Miles y Galeni se acomodaron. Galeni parecía tan agotado como se sentía Miles.

—¿Bastardo? —suspiró—. No. Me temo que eso es lo que no es.

—Crucifiquémoslo primero —murmuró Galeni—. Definámoslo después.

—De acuerdo —dijo Miles.

—¿Cómo entraremos? —preguntó Galeni mientras se acercaban a la embajada.
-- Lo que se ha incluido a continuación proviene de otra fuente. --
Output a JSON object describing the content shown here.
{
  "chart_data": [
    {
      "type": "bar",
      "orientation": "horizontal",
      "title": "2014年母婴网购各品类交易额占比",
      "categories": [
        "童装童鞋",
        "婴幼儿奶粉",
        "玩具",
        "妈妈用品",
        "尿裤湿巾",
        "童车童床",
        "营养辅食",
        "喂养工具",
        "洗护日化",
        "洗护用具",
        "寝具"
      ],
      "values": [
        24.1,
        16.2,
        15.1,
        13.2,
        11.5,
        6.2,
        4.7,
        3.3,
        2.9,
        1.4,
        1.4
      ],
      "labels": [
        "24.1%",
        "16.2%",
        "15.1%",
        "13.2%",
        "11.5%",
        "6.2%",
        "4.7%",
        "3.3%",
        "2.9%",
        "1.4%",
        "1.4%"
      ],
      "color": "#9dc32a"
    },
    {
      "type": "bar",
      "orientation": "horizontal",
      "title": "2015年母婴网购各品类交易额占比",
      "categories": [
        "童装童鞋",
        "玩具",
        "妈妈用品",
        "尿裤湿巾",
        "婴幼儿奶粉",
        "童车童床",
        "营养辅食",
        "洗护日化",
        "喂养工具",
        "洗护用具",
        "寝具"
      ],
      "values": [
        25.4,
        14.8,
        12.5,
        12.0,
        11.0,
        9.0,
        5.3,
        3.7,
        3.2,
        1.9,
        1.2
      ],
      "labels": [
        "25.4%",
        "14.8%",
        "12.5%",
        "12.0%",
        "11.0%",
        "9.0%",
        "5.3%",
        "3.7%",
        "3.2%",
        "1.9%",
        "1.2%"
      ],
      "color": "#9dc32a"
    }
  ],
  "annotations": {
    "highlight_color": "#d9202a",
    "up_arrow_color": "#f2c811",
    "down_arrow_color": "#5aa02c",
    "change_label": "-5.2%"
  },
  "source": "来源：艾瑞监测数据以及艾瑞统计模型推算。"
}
—Sólo hay una manera —dijo Miles—. Por la puerta principal. Desfilando. Adelante, Elli.

Miles y Galeni se miraron e hicieron una mueca. La barba de Miles iba por detrás de la de Galeni (después de todo, el capitán le llevaba cuatro días de ventaja), pero los labios partidos, las magulladuras y la sangre seca de su camisa lo compensaban, calculó Miles. Su sensación general de total degradación aumentó. Además, Galeni había encontrado las botas y la chaquetilla de su uniforme en la casa de los komarreses, y Miles no. El clon se las había llevado, tal vez. Miles no estaba seguro de cuál de ellos olía peor (Galeni llevaba más tiempo encarcelado, pero Miles opinaba que había sudado más), y no iba a pedirle a Elli Quinn que olisqueara y los calificara. Por los labios torcidos de Galeni y las arrugas de sus ojos, Miles supuso que debía de estar experimentando la misma reacción retardada de enloquecido alivio que burbujeaba en su propio pecho. Estaban vivos, y era un milagro y una maravilla.